We were worried that, in the wake of Vioxx, there would be draconian safety provisions, but we avoided that.
It’s an uncertain time for the pharmaceutical and biotechnology industries. Last year, the U.S. Food and Drug Administration approved just 14 new molecular entities and two biologics, making 2007 one of the worst years for drug innovation in more than a decade. Meanwhile, drug-safety concerns continue to grab headlines, and several leading presidential candidates have put forth plans to curb healthcare costs. Little wonder that onlookers are eager to know what Congress has in store for the life sciences industry this year, and how new legislation might affect medical innovation.
In 2007, House Democrats pledged to boost support for stem cell research and increase government R&D funding. They also vowed to give Medicare the power to negotiate drug prices directly with pharmaceutical companies, a measure strongly opposed by industry groups. But most of these changes have yet to arrive, as the Democrats’ legislative agenda has been stymied by White House vetoes and Senate infighting.
The expectation for 2008 is that Congress will again be relatively quiet—but not completely. Patent reform legislation and bills creating a pathway for follow-on biologics will likely come up for votes in the months ahead. Congressional drug-safety hearings could affect the way the FDA does business, while scores of smaller bills—from genetic non-discrimination rules to small-business grants—could have significant effects on medical innovation. True, most lobbyists and trade groups are looking ahead to 2009, when a new, and presumably Democratic, president could push for sweeping healthcare reform. But there’s still plenty to focus on in this session.
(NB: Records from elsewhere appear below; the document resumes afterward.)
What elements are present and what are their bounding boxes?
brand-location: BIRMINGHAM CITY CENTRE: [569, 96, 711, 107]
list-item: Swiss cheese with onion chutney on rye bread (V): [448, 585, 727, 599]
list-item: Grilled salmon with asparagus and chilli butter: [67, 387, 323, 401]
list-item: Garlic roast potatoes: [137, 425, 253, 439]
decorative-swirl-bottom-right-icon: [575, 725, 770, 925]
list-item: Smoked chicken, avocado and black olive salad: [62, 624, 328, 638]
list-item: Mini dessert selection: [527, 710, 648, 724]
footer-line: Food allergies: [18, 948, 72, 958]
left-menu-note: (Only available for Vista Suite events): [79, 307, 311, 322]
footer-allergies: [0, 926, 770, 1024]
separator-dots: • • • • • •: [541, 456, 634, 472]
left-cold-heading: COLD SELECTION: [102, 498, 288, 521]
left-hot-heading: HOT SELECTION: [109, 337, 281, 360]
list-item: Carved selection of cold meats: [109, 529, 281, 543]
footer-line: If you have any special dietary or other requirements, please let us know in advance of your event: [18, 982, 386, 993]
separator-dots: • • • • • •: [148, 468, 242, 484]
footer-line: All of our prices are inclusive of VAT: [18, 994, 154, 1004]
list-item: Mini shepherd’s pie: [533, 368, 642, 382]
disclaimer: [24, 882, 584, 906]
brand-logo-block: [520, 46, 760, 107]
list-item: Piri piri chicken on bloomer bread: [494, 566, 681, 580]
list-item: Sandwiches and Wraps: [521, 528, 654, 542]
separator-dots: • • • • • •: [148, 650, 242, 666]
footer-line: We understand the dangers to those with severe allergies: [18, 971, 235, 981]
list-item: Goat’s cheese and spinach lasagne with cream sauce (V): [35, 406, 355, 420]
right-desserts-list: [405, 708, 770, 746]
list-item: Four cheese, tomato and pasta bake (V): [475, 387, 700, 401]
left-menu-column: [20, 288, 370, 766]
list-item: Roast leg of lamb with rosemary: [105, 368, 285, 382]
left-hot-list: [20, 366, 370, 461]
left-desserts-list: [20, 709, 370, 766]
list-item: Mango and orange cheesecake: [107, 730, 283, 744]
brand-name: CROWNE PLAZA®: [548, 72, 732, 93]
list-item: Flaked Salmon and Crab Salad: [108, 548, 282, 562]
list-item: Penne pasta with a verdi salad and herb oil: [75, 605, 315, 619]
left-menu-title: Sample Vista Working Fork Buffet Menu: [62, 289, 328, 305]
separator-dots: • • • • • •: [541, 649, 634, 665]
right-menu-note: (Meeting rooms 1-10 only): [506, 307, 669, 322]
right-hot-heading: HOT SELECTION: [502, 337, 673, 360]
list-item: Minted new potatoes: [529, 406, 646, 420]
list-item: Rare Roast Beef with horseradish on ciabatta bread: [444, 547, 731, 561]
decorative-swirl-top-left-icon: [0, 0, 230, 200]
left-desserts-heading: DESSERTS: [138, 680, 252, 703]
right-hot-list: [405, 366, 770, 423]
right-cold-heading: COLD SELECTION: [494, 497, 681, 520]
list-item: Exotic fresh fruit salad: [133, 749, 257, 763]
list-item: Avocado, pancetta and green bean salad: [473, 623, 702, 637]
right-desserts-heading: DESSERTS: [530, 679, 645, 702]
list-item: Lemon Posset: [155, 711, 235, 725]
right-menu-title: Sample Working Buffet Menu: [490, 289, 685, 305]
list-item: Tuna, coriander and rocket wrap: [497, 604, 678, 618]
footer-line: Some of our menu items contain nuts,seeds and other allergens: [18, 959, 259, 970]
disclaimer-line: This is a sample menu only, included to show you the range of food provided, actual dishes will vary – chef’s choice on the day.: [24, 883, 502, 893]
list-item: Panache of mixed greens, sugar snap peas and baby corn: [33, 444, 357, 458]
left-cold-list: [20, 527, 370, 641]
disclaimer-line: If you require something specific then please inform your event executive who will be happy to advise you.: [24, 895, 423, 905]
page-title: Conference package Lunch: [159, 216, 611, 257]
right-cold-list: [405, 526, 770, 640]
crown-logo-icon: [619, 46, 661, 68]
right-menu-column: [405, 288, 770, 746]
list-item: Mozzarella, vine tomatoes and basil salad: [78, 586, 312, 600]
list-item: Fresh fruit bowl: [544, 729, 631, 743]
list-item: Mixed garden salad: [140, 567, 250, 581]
The hand of Congress will be felt most powerfully in 2008 through the FDA Amendments Act (FDAAA), passed last fall but taking effect this year. Many consider this to be the most significant revision to drug-safety rules since 1962, when the agency received the authority to require clinical trials before approving new drugs. In addition to reauthorizing user fees for drugs and medical devices, the law allocates new resources for monitoring post-marketing safety—to check for problems not caught in pre-approval trials—and gives the FDA the authority to order speedy changes in labeling whenever new information comes to light. Surprisingly, the agency has never had this authority; after new data on the increased risk of heart attacks and strokes associated with Vioxx surfaced, it took 14 months to negotiate changes in labeling. (The painkiller was eventually recalled.)
How will the new law affect medical innovation and drug development? James C. Greenwood, president and CEO of the Biotechnology Industry Organization (BIO), is optimistic: “We were worried that, in the wake of Vioxx, there would be draconian safety provisions, but we avoided that.” Greenwood notes that FDAAA also included a patent extension for pediatric drugs, which could bolster innovation in medicine for children. David Nexon, senior executive vice president of the Advanced Medical Technology Association (AdvaMed), expects the user-fee legislation to have several positive impacts: “The older user-fee structure was unstable, and [fees] shot up more than people expected in some years. Now there’s a stable fee structure. We also negotiated a lowering of application fees, which sometimes placed a significant burden on some innovative products.”